There is a great temptation for manufacturers and retailers to hide the price increase. If the pack shrinks a bit, it's often less noticeable than if the price goes up. There's even a word for it: "shrinkflation" - a combination of the English word for shrink - and inflation.

"We will see this more often in the future than in the past," says marketing expert Martin Fassnacht from the WHU business school in Düsseldorf. The reason: retailers and manufacturers were reluctant to exceed the usual price thresholds, such as 1.99 euros. "If such a threshold is exceeded, a product suddenly appears significantly more expensive and there is a risk that the sales volume will collapse drastically," says Fassnacht, describing the problem.

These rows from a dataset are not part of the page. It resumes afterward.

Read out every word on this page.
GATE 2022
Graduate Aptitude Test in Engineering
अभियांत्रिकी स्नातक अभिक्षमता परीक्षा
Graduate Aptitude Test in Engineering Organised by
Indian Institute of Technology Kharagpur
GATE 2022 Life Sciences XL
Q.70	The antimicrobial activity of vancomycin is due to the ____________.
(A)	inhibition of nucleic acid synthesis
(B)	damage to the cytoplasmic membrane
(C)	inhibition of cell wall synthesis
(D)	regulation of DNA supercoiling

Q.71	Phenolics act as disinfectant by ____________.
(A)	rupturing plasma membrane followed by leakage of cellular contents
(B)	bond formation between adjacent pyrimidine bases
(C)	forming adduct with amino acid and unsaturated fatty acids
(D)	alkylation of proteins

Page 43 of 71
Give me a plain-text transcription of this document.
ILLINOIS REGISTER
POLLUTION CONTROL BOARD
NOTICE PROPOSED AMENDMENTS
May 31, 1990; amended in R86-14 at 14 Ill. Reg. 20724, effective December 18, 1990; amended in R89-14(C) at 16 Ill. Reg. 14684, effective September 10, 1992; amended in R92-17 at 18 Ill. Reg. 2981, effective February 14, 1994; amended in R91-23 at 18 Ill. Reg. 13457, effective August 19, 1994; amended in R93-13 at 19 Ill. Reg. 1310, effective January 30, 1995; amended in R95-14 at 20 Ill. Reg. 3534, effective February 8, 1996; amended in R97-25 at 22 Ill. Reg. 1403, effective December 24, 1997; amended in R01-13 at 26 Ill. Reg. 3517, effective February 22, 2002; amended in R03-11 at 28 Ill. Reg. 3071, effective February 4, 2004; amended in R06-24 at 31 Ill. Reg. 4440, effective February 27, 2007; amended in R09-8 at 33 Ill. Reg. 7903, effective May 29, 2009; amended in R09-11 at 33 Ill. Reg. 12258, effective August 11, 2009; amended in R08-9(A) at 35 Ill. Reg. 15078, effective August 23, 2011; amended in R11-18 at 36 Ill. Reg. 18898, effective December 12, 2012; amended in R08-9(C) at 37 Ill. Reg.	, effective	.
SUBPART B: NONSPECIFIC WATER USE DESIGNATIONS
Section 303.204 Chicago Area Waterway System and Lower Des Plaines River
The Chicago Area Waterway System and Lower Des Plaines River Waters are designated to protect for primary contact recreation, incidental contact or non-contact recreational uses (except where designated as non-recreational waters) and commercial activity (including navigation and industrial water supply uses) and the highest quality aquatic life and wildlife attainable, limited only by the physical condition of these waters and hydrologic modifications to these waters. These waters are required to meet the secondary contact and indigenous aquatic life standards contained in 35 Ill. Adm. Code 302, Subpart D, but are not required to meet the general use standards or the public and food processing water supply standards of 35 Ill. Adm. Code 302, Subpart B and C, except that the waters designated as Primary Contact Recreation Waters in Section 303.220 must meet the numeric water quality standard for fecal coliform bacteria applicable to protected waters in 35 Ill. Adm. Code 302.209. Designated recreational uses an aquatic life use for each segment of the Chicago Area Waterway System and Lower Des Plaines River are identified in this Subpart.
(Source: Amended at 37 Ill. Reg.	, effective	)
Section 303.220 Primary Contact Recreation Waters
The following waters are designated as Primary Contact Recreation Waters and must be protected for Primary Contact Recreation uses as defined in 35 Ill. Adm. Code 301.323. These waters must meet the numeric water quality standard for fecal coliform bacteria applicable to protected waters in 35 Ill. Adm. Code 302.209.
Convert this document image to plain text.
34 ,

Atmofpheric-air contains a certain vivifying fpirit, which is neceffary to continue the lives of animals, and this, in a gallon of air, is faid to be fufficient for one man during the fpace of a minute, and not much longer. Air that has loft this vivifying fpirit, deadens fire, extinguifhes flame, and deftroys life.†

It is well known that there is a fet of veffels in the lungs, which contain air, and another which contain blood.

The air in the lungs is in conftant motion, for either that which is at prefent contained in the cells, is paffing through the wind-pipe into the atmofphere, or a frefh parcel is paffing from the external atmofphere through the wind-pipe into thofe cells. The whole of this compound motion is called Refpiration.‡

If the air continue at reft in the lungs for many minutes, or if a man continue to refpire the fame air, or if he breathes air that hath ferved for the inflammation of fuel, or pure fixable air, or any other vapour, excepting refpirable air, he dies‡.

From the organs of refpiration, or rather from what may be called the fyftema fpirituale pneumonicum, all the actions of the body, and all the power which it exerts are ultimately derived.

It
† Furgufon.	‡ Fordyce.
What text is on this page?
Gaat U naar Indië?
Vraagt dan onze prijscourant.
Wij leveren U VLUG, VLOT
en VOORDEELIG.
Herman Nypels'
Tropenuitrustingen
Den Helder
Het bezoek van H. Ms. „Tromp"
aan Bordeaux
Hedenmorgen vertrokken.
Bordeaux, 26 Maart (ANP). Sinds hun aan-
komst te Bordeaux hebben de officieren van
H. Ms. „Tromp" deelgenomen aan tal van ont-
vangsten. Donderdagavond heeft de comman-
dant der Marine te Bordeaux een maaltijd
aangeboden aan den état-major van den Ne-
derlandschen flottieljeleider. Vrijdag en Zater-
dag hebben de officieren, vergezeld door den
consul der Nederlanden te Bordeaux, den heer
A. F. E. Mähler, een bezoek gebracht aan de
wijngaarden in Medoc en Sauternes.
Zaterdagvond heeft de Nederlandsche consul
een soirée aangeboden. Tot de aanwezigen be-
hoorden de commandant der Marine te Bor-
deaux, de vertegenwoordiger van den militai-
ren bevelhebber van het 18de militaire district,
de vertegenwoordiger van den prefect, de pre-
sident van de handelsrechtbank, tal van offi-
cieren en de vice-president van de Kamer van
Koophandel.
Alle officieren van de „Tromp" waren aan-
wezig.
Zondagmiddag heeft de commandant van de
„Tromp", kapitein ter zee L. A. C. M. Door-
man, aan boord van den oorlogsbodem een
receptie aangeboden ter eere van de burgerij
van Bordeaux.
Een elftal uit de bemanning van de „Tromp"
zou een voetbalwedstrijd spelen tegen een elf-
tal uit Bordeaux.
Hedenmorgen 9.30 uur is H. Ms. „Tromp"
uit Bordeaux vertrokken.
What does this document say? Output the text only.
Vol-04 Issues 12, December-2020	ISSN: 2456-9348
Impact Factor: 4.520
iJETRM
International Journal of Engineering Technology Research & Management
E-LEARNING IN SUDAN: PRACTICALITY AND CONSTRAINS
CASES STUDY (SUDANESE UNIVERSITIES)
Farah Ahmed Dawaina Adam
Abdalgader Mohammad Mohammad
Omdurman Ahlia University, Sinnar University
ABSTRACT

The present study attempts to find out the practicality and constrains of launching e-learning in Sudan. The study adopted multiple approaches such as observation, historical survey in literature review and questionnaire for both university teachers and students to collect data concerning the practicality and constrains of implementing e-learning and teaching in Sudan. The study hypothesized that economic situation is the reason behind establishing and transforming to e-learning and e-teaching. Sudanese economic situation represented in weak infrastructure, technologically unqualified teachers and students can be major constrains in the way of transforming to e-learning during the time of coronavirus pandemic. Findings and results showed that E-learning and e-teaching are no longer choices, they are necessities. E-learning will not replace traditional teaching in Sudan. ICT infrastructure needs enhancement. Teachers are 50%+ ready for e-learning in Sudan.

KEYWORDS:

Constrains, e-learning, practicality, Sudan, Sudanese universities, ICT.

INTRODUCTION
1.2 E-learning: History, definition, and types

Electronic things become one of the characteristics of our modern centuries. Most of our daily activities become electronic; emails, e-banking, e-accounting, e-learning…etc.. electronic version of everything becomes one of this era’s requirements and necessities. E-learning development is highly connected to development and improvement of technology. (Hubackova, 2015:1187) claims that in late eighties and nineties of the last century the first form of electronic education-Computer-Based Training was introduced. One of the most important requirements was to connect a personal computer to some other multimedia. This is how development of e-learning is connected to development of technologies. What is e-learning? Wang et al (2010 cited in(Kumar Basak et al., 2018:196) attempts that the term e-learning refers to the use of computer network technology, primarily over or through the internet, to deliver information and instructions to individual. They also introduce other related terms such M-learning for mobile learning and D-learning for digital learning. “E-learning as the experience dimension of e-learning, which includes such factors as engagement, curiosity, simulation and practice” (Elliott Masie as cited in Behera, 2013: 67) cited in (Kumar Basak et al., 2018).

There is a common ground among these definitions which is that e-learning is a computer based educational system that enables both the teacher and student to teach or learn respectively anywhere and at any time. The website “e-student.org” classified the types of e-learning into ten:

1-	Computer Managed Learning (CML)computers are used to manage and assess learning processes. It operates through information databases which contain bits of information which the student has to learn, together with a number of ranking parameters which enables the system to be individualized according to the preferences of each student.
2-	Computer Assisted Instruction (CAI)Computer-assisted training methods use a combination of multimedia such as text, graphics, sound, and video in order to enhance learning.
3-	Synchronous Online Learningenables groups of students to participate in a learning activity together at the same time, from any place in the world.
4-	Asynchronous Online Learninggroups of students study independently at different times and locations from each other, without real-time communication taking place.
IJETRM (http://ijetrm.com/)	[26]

The expert certainly understands this practice. However, he thinks that the manufacturers should then play their cards open to the consumers. "For reasons of fairness, it is important that the manufacturers also reduce the packaging when they reduce quantities." Then they could certainly hope for understanding from consumers. "Some people may be happy that they don't have to pay more because of the reduction in volume."

There are currently plenty of examples of such "shrinkage cures". Haribo, for example, recently reduced its gold bear bag from 200 to 175 grams. The recommended price of 0.99 cents remained the same - despite 12.5 percent less content. "As a company, since the beginning of the year we have been confronted with extraordinarily rising costs for high-quality ingredients, but also for foils, packaging materials, cardboard boxes as well as energy and logistics in the high double-digit range," said Haribo, explaining the step. The company is adjusting packaging sizes and price to remain affordable.

"It was important to us that we no longer have "air" in the bag, i.e. keeping the size of the bag, but also making the bag visibly smaller," emphasized a company spokesman. As a result, the reduction in the filling quantity is clearly recognizable to customers.

Branded goods manufacturer Henkel also took a similar approach with its fabric softener Vernel. "Since we were not able to fully absorb the cost increases in some cases, we decided to partially adjust the filling quantities of our products," the company reported. The snacks manufacturer Intersnack was also forced to "adjust the filling quantity of the ültje peanuts" due to the increase in costs. But consumer advocates have also encountered shrinking package contents for jam, margarine, crisps and even frozen pizza in recent weeks.

That's not forbidden, admits Valet. But of course it is a trickery at the expense of the customers. According to him, it is striking that supermarkets and discounters are increasingly resorting to such hidden price increases for their own brands. This has been a rarity in the past.